Brain enhancement would aim to extend our own cognitive facilities by a few potential means. Computer-brain interfaces, performance enhancing brain drugs, and genetic engineering have been suggested, but each of these comes with their own problems. Computer-brain interfaces have a myriad of medical factors at play, are not simple by any means, and are often much less practical than simply building better computers outside our heads. Performance enhancing drugs do exist at the moment, but their efficacy is debatable, and it seems unlikely that we’ll double our thinking power with a single pill. And while genetic engineering could potentially create a generation of super babies, we get into a very murky ethical debate at that point.

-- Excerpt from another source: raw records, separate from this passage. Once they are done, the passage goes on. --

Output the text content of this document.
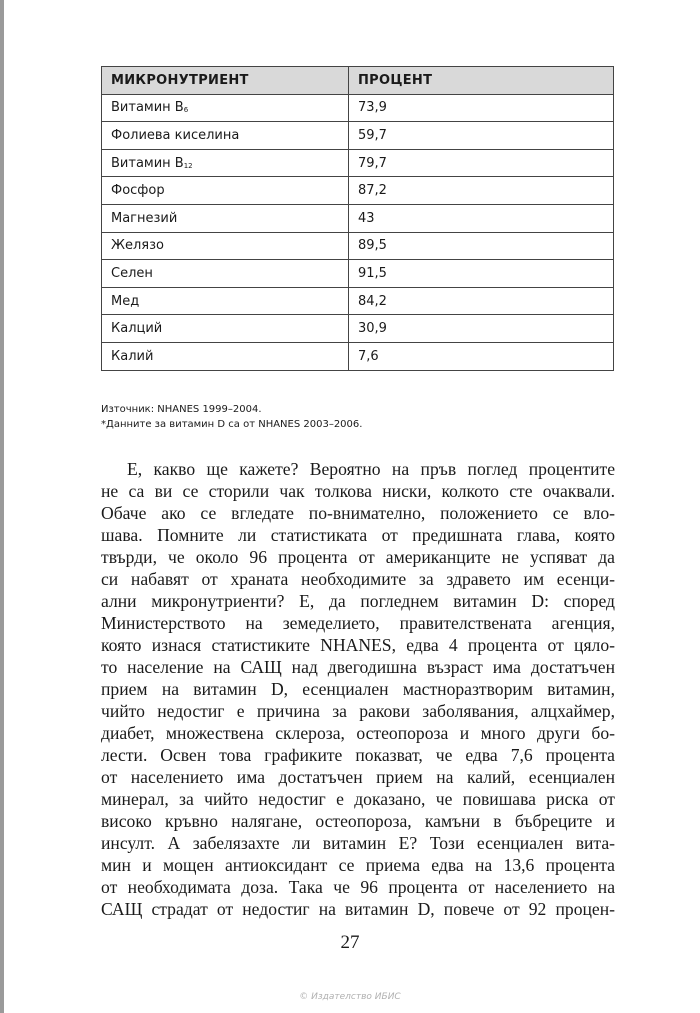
МИКРОНУТРИЕНТ	ПРОЦЕНТ
Витамин B6	73,9
Фолиева киселина	59,7
Витамин B12	79,7
Фосфор	87,2
Магнезий	43
Желязо	89,5
Селен	91,5
Мед	84,2
Калций	30,9
Калий	7,6
Източник: NHANES 1999–2004.
*Данните за витамин D са от NHANES 2003–2006.
Е, какво ще кажете? Вероятно на пръв поглед процентите
не са ви се сторили чак толкова ниски, колкото сте очаквали.
Обаче ако се вгледате по-внимателно, положението се вло-
шава. Помните ли статистиката от предишната глава, която
твърди, че около 96 процента от американците не успяват да
си набавят от храната необходимите за здравето им есенци-
ални микронутриенти? Е, да погледнем витамин D: според
Министерството на земеделието, правителствената агенция,
която изнася статистиките NHANES, едва 4 процента от цяло-
то население на САЩ над двегодишна възраст има достатъчен
прием на витамин D, есенциален мастноразтворим витамин,
чийто недостиг е причина за ракови заболявания, алцхаймер,
диабет, множествена склероза, остеопороза и много други бо-
лести. Освен това графиките показват, че едва 7,6 процента
от населението има достатъчен прием на калий, есенциален
минерал, за чийто недостиг е доказано, че повишава риска от
високо кръвно налягане, остеопороза, камъни в бъбреците и
инсулт. А забелязахте ли витамин Е? Този есенциален вита-
мин и мощен антиоксидант се приема едва на 13,6 процента
от необходимата доза. Така че 96 процента от населението на
САЩ страдат от недостиг на витамин D, повече от 92 процен-
27
© Издателство ИБИС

Though these routes have their issues, they are still all potential avenues to artificially enhancing our intelligence. Brain-computer interfaces have been used to improve correct lever tasks in rats, pharmaceutical enhancements have been studied, and as the technology for gene sequencing and genetic engineering becomes more affordable and available, it may (strong emphasis) only be a matter of time before we ‘unlock the smart genes’.
Finally, rather than rely on just one intelligence thinking powerfully enough, why not combine enough good ones to achieve the same result?
We already have a form of networked intelligence that humans use every day: I’m communicating with you on it right now. With the internet, we’re free to share our ideas with people all over the planet, come together to collaborate on projects, and access an endless stream of information. We just have to navigate around all the cat videos, dodgy social media and clickbait in the process.
The biggest barriers in networked intelligence come from efficiency. We lie, produce misinformation, and get things wrong. We waste time getting to our point with a lot of faff and referencing movies that barely relate to our topic. We put cat pictures in articles to ensure it’s read how we want to. We produce self-deprecating run-on paragraphs by the time people have already understood what we’re on about.
The good news is that we can overcome these limitations. Steps to improve information validation, de-biasing, and otherwise enhance communications through networks make this kind of intelligence more powerful. Other steps, including overcoming bureaucratic hurdles like ending power games and avoiding pointless meetings, present other means of more effective networked intelligence. Practically speaking it all comes down to just communicating and operating more efficiently. And really, doesn’t that just sound like something you’d like to have in general?
If you’d like to learn more about these different forms of artificial intelligence, my primary source for these summaries has been Nick Bostrom’s Superintelligence, where he discusses the topics in far more detail. Alternatively, your local search engine can provide you with many informative articles on the subjects.
The key thing to remember when talking about artificial intelligence is that the things that come to mind, the supercomputers and androids, are arguably just types of artificial intelligence. Until we can agree on a uniform definition for the term (good luck), the perception that AI is entirely robots and smart programs is an understandable but quite likely incorrect interpretation. Yes, it’s where the bulk of investment and news stories are centred at the moment, but will it always be that way? We’ve discussed a number of alternative forms of artificial intelligence, and technology has a tendancy to evolve in ways that we can sometimes predict very well, and sometimes not at all. What will AI look like in five, ten, or fifty years? Only time will tell.